A critical breakthrough in understanding early development is the use of CRISPR/Cas9 systems for the purposes of genome editing, expression modulation, screening, lineage tracing, etc. While these technologies revolutionized modern genetics, they are still difficult techniques to master and inaccessible to many labs. In order to directly manipulate embryos both quickly and cheaply, I developed CRISPR Electroporation of Zygotes (CRISPR-EZ). This electroporation approach bypasses the need for lengthy scheduling of a trained microinjection technician at nearly a fourth of the price.

Currently, CRISPR-EZ delivers Cas9+guideRNA as a pre-assembled RiboNucleoProtein (RNP) with 100% efficiency for insertion/deletion (in/del) formation. Precise insertions on the order of ~100bp through Homology Directed Repair (HDR) can exceed 60% efficiency. Depending on the size and nature of the desired deletion, this technique can excise between 250bp to 2000bp with an average efficiency of 50%. Larger deletions require significant testing of guide RNA testing and strategies.

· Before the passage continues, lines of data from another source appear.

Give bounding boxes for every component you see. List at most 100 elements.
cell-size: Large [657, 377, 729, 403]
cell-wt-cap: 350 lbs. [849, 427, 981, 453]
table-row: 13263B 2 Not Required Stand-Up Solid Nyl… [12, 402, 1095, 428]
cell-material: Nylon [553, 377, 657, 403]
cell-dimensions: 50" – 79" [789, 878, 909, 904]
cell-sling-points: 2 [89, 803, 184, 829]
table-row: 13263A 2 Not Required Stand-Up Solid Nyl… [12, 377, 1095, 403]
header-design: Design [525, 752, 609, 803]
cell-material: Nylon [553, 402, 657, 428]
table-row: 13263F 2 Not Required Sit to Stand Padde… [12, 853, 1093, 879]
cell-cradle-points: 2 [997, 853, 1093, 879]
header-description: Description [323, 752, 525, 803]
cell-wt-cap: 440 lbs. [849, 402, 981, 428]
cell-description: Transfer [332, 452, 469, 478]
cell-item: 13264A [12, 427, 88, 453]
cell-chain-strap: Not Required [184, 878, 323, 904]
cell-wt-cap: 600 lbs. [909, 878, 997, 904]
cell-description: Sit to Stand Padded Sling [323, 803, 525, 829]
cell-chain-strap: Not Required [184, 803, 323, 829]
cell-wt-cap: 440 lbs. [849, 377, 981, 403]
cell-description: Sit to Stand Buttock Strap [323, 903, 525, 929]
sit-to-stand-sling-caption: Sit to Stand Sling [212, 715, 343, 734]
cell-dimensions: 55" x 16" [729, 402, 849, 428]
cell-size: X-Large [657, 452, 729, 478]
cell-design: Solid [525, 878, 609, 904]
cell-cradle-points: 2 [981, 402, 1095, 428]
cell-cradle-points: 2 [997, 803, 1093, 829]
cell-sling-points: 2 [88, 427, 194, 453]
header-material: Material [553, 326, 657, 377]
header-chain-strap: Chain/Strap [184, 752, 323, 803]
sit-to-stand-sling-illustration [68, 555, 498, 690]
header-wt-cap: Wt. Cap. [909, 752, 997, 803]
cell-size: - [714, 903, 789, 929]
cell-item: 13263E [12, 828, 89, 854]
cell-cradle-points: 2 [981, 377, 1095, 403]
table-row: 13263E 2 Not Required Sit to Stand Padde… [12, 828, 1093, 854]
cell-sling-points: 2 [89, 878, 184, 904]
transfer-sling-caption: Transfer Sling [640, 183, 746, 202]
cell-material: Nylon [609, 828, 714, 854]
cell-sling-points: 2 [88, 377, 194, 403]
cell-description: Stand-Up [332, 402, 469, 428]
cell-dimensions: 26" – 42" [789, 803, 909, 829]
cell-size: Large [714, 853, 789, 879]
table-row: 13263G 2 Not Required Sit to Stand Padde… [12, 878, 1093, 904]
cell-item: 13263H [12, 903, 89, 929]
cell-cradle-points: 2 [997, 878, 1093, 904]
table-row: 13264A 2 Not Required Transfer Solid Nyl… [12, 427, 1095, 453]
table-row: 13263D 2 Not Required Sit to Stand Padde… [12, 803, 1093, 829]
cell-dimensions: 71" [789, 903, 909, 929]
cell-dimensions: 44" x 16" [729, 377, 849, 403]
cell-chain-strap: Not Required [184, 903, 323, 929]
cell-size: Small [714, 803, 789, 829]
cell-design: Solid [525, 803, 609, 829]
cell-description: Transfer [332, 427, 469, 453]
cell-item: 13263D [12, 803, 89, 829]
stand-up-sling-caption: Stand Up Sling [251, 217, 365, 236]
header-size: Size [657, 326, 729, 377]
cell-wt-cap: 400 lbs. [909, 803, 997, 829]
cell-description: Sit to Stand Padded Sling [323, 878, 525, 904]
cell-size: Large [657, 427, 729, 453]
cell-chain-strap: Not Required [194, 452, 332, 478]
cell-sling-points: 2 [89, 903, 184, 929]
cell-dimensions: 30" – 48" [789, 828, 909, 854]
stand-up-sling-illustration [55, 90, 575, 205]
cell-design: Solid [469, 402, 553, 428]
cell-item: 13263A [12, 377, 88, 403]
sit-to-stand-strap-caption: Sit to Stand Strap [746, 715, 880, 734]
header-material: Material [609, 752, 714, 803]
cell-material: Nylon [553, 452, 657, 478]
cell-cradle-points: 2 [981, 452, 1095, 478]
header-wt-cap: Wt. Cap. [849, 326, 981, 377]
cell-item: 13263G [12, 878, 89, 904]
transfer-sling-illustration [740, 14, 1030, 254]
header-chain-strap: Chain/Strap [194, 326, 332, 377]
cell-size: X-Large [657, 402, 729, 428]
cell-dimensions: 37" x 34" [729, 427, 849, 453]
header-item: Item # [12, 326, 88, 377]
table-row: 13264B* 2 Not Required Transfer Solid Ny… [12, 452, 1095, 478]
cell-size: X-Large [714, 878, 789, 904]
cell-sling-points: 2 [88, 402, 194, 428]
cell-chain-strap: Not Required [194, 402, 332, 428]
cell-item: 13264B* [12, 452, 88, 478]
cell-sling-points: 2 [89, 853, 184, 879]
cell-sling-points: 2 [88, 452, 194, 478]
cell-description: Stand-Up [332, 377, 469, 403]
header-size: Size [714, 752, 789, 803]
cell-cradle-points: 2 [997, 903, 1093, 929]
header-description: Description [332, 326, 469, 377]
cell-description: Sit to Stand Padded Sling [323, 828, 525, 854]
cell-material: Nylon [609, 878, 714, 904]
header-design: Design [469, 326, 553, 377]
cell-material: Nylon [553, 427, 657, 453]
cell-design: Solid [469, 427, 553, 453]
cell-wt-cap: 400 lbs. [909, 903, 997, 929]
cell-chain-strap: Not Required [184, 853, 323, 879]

Our current efforts are aimed at improving efficiency of deletion sizes and insertion sizes. Reliable insertions greater than 2000bp opens the possibility of tagging proteins, promoter swapping, and generation of conditional alleles. We are testing various viral delivery methods as well as donor oligo chemistries to achieve this industry changing goal. Improvements on this scale would have long lasting and immediate impacts on biomedical research and agriculturally important animal production.